Talk:CESU-8
From Wikipedia, the free encyclopedia
[edit] rewrite
I have started a rewrite at CESU-8/temp as per the instructions in the copyvio template i am reporting it here. Plugwash 13:51, 14 July 2005 (UTC)
- Temp page has replaced the main article. RedWolf 03:34, July 22, 2005 (UTC)
[edit] examples
Can yu please give an example of a string encoded in CESU-8 and in which case it is treated in a special way? -- Nichtich 00:23, 27 October 2005 (UTC)
[edit] Advantages
What are the advantages to UTF-8? --Apoc2400 09:15, 6 December 2006 (UTC)
- I can think of three
- 1: if used for serialisation of strings in languages where strings are natively UTF-16 it won't break if someone decides to use string types for something other than valid UTF-16 data.

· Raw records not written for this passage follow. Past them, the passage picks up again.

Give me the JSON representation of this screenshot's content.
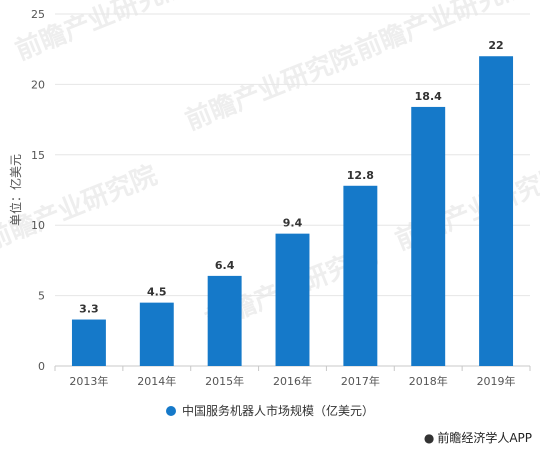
{
  "chart_data": {
    "type": "bar",
    "categories": [
      "2013年",
      "2014年",
      "2015年",
      "2016年",
      "2017年",
      "2018年",
      "2019年"
    ],
    "series": [
      {
        "name": "中国服务机器人市场规模（亿美元）",
        "values": [
          3.3,
          4.5,
          6.4,
          9.4,
          12.8,
          18.4,
          22
        ]
      }
    ],
    "data_labels": [
      "3.3",
      "4.5",
      "6.4",
      "9.4",
      "12.8",
      "18.4",
      "22"
    ],
    "ylabel": "单位：亿美元",
    "xlabel": "",
    "ylim": [
      0,
      25
    ],
    "yticks": [
      0,
      5,
      10,
      15,
      20,
      25
    ],
    "grid": true,
    "legend_position": "bottom",
    "bar_color": "#1579c9"
  },
  "watermark": "前瞻产业研究院",
  "credit": {
    "icon": "wechat-icon",
    "text": "前瞻经济学人APP"
  }
}
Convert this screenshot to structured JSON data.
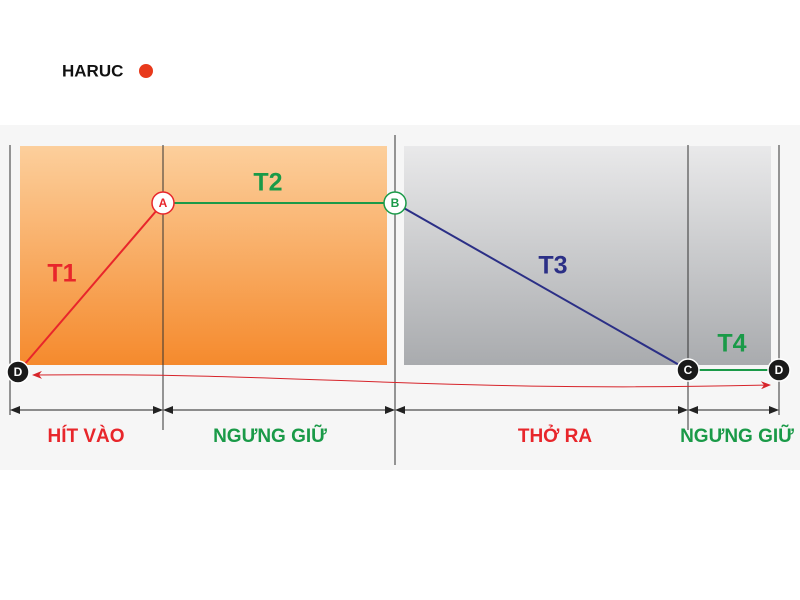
{
  "logo": {
    "text": "HARUC"
  },
  "segments": [
    {
      "label": "T1"
    },
    {
      "label": "T2"
    },
    {
      "label": "T3"
    },
    {
      "label": "T4"
    }
  ],
  "nodes": [
    {
      "label": "D"
    },
    {
      "label": "A"
    },
    {
      "label": "B"
    },
    {
      "label": "C"
    },
    {
      "label": "D"
    }
  ],
  "phases": [
    {
      "label": "HÍT VÀO"
    },
    {
      "label": "NGƯNG GIỮ"
    },
    {
      "label": "THỞ RA"
    },
    {
      "label": "NGƯNG GIỮ"
    }
  ]
}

- 2: if sorted using a byte orientated sort the result will be the same as using a word orientated sort on UTF-16
- 3: conversion between CESU-8 and UTF-16 is simpler than conversion between UTF-8 and UTF-16
- But as the name suggests the main reason it is used is compatibility with old software. Software that was built to use UCS-2 internally and UTF-8
inexternally and that does not explicitly reject surrogate codepoints can be made to store surrogates (for supplementry characters) by feeding its external interfaces with CESU-8 data (which will be converted to UTF-16 for storage internally). Plugwash 23:07, 7 December 2006 (UTC)